A boring way to reduce the coupling would be to just add multiple overloads for the signed/unsigned integer variants.

extension AtomicStorage8 {
  public init(_ value: UInt8) { ... }
  public init(_ value: Int8) { ... }

  // Shame about the disambiguating argument...
  public consuming func dispose(as type: UInt8.Type) -> UInt8 { ... }
  public consuming func dispose(as type: Int8.Type) -> Int8 { ... }
}

wadetregaskis · September 19, 2023, 2:46am

Tangential, perhaps, but looking at the examples in the proposal I keep thinking "I wish the syntax were better", e.g.: instead of:

counter.wrappingIncrement(ordering: .relaxed)

…just:

counter &+= 1 (ordering: .relaxed)

It's much closer to the natural syntax for the non-atomic version (i.e. it only adds the ordering specifier, and even that could potentially be optional if a default ordering is declared in the Atomic API). It also reduces the [human] parser load by reusing the well-defined existing operator for this operation, rather than introducing a bespoke method.

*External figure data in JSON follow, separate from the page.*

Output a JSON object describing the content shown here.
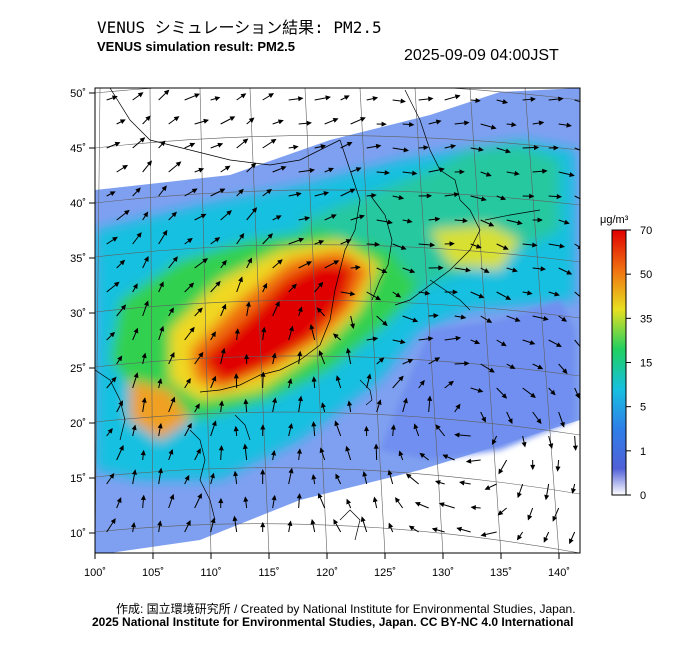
{
  "header": {
    "title_jp": "VENUS シミュレーション結果: PM2.5",
    "title_en": "VENUS simulation result: PM2.5",
    "timestamp": "2025-09-09 04:00JST"
  },
  "map": {
    "lon_labels": [
      "100˚",
      "105˚",
      "110˚",
      "115˚",
      "120˚",
      "125˚",
      "130˚",
      "135˚",
      "140˚"
    ],
    "lat_labels": [
      "50˚",
      "45˚",
      "40˚",
      "35˚",
      "30˚",
      "25˚",
      "20˚",
      "15˚",
      "10˚"
    ],
    "field": "PM2.5 concentration with wind vectors"
  },
  "colorbar": {
    "unit": "μg/m³",
    "ticks": [
      "70",
      "50",
      "35",
      "15",
      "5",
      "1",
      "0"
    ],
    "colors": [
      "#ffffff",
      "#3a50d8",
      "#16b8e0",
      "#1fd060",
      "#f0d820",
      "#f06010",
      "#e00000"
    ]
  },
  "footer": {
    "credit_line": "作成: 国立環境研究所 / Created by National Institute for Environmental Studies, Japan.",
    "copyright_line": "2025 National Institute for Environmental Studies, Japan. CC BY-NC 4.0 International"
  }
}
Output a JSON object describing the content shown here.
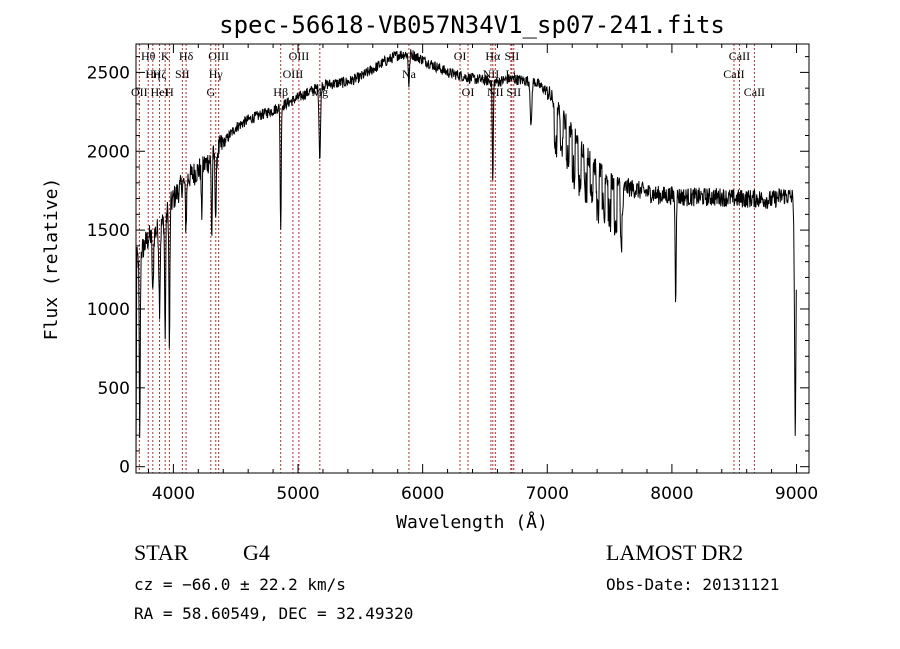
{
  "chart_data": {
    "type": "line",
    "title": "spec-56618-VB057N34V1_sp07-241.fits",
    "xlabel": "Wavelength (Å)",
    "ylabel": "Flux (relative)",
    "xlim": [
      3700,
      9100
    ],
    "ylim": [
      -40,
      2680
    ],
    "x_ticks": [
      4000,
      5000,
      6000,
      7000,
      8000,
      9000
    ],
    "y_ticks": [
      0,
      500,
      1000,
      1500,
      2000,
      2500
    ],
    "grid": false,
    "continuum": [
      [
        3700,
        1300
      ],
      [
        3800,
        1450
      ],
      [
        3900,
        1520
      ],
      [
        4000,
        1700
      ],
      [
        4100,
        1820
      ],
      [
        4200,
        1880
      ],
      [
        4300,
        1950
      ],
      [
        4400,
        2050
      ],
      [
        4500,
        2150
      ],
      [
        4600,
        2200
      ],
      [
        4700,
        2230
      ],
      [
        4800,
        2260
      ],
      [
        4900,
        2300
      ],
      [
        5000,
        2340
      ],
      [
        5100,
        2380
      ],
      [
        5200,
        2420
      ],
      [
        5300,
        2430
      ],
      [
        5400,
        2440
      ],
      [
        5500,
        2470
      ],
      [
        5600,
        2520
      ],
      [
        5700,
        2570
      ],
      [
        5800,
        2610
      ],
      [
        5900,
        2620
      ],
      [
        6000,
        2580
      ],
      [
        6100,
        2540
      ],
      [
        6200,
        2500
      ],
      [
        6300,
        2480
      ],
      [
        6400,
        2460
      ],
      [
        6500,
        2450
      ],
      [
        6600,
        2440
      ],
      [
        6700,
        2460
      ],
      [
        6800,
        2450
      ],
      [
        6900,
        2440
      ],
      [
        7000,
        2380
      ],
      [
        7100,
        2250
      ],
      [
        7200,
        2120
      ],
      [
        7300,
        2000
      ],
      [
        7400,
        1880
      ],
      [
        7500,
        1820
      ],
      [
        7600,
        1780
      ],
      [
        7700,
        1760
      ],
      [
        7800,
        1740
      ],
      [
        7900,
        1720
      ],
      [
        8000,
        1720
      ],
      [
        8100,
        1710
      ],
      [
        8200,
        1710
      ],
      [
        8300,
        1710
      ],
      [
        8400,
        1710
      ],
      [
        8500,
        1700
      ],
      [
        8600,
        1700
      ],
      [
        8700,
        1700
      ],
      [
        8800,
        1690
      ],
      [
        8900,
        1720
      ],
      [
        9000,
        1700
      ]
    ],
    "absorption_features": [
      {
        "x": 3730,
        "depth": 1200,
        "width": 4
      },
      {
        "x": 3835,
        "depth": 400,
        "width": 5
      },
      {
        "x": 3889,
        "depth": 500,
        "width": 5
      },
      {
        "x": 3934,
        "depth": 800,
        "width": 4
      },
      {
        "x": 3968,
        "depth": 900,
        "width": 4
      },
      {
        "x": 4101,
        "depth": 300,
        "width": 5
      },
      {
        "x": 4227,
        "depth": 300,
        "width": 4
      },
      {
        "x": 4308,
        "depth": 500,
        "width": 4
      },
      {
        "x": 4340,
        "depth": 400,
        "width": 5
      },
      {
        "x": 4861,
        "depth": 800,
        "width": 4
      },
      {
        "x": 5175,
        "depth": 450,
        "width": 6
      },
      {
        "x": 5890,
        "depth": 200,
        "width": 5
      },
      {
        "x": 6563,
        "depth": 650,
        "width": 4
      },
      {
        "x": 6870,
        "depth": 300,
        "width": 6
      },
      {
        "x": 7600,
        "depth": 200,
        "width": 8
      },
      {
        "x": 8030,
        "depth": 650,
        "width": 4
      },
      {
        "x": 8990,
        "depth": 1500,
        "width": 6
      }
    ],
    "reference_lines": [
      {
        "x": 3727,
        "labels": [
          "OII"
        ],
        "row": 2
      },
      {
        "x": 3798,
        "labels": [
          "Hθ"
        ],
        "row": 0
      },
      {
        "x": 3835,
        "labels": [
          "Hη"
        ],
        "row": 1
      },
      {
        "x": 3889,
        "labels": [
          "Hζ",
          "HeI"
        ],
        "row": 1
      },
      {
        "x": 3934,
        "labels": [
          "K"
        ],
        "row": 0
      },
      {
        "x": 3968,
        "labels": [
          "H"
        ],
        "row": 2
      },
      {
        "x": 4072,
        "labels": [
          "SII"
        ],
        "row": 1
      },
      {
        "x": 4102,
        "labels": [
          "Hδ"
        ],
        "row": 0
      },
      {
        "x": 4300,
        "labels": [
          "G"
        ],
        "row": 2
      },
      {
        "x": 4340,
        "labels": [
          "Hγ"
        ],
        "row": 1
      },
      {
        "x": 4363,
        "labels": [
          "OIII"
        ],
        "row": 0
      },
      {
        "x": 4861,
        "labels": [
          "Hβ"
        ],
        "row": 2
      },
      {
        "x": 4959,
        "labels": [
          "OIII"
        ],
        "row": 1
      },
      {
        "x": 5007,
        "labels": [
          "OIII"
        ],
        "row": 0
      },
      {
        "x": 5175,
        "labels": [
          "Mg"
        ],
        "row": 2
      },
      {
        "x": 5890,
        "labels": [
          "Na"
        ],
        "row": 1
      },
      {
        "x": 6300,
        "labels": [
          "OI"
        ],
        "row": 0
      },
      {
        "x": 6364,
        "labels": [
          "OI"
        ],
        "row": 2
      },
      {
        "x": 6548,
        "labels": [
          "NII"
        ],
        "row": 1
      },
      {
        "x": 6563,
        "labels": [
          "Hα"
        ],
        "row": 0
      },
      {
        "x": 6583,
        "labels": [
          "NII"
        ],
        "row": 2
      },
      {
        "x": 6708,
        "labels": [
          "Li"
        ],
        "row": 1
      },
      {
        "x": 6716,
        "labels": [
          "SII"
        ],
        "row": 0
      },
      {
        "x": 6731,
        "labels": [
          "SII"
        ],
        "row": 2
      },
      {
        "x": 8498,
        "labels": [
          "CaII"
        ],
        "row": 1
      },
      {
        "x": 8542,
        "labels": [
          "CaII"
        ],
        "row": 0
      },
      {
        "x": 8662,
        "labels": [
          "CaII"
        ],
        "row": 2
      }
    ],
    "colors": {
      "spectrum": "#000000",
      "reference_line": "#b03030",
      "axes": "#000000"
    }
  },
  "info": {
    "object_class": "STAR",
    "subclass": "G4",
    "survey": "LAMOST DR2",
    "redshift": "cz = −66.0 ± 22.2 km/s",
    "obs_date": "Obs-Date: 20131121",
    "coords": "RA =  58.60549, DEC =  32.49320"
  }
}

Not a big deal, obviously, but I think worth mentioning.

wadetregaskis · September 19, 2023, 2:50am

Why Synchronization as the module name, instead of e.g. Atomics? Will this module also [eventually] contain locks, semaphores, etc?

wadetregaskis · September 19, 2023, 2:51am

What's the point of atomicMemoryFence(ordering: .relaxed)? According to the proposal that will have no effect. Can it be made impossible to express that command syntactically, if it serves no purpose?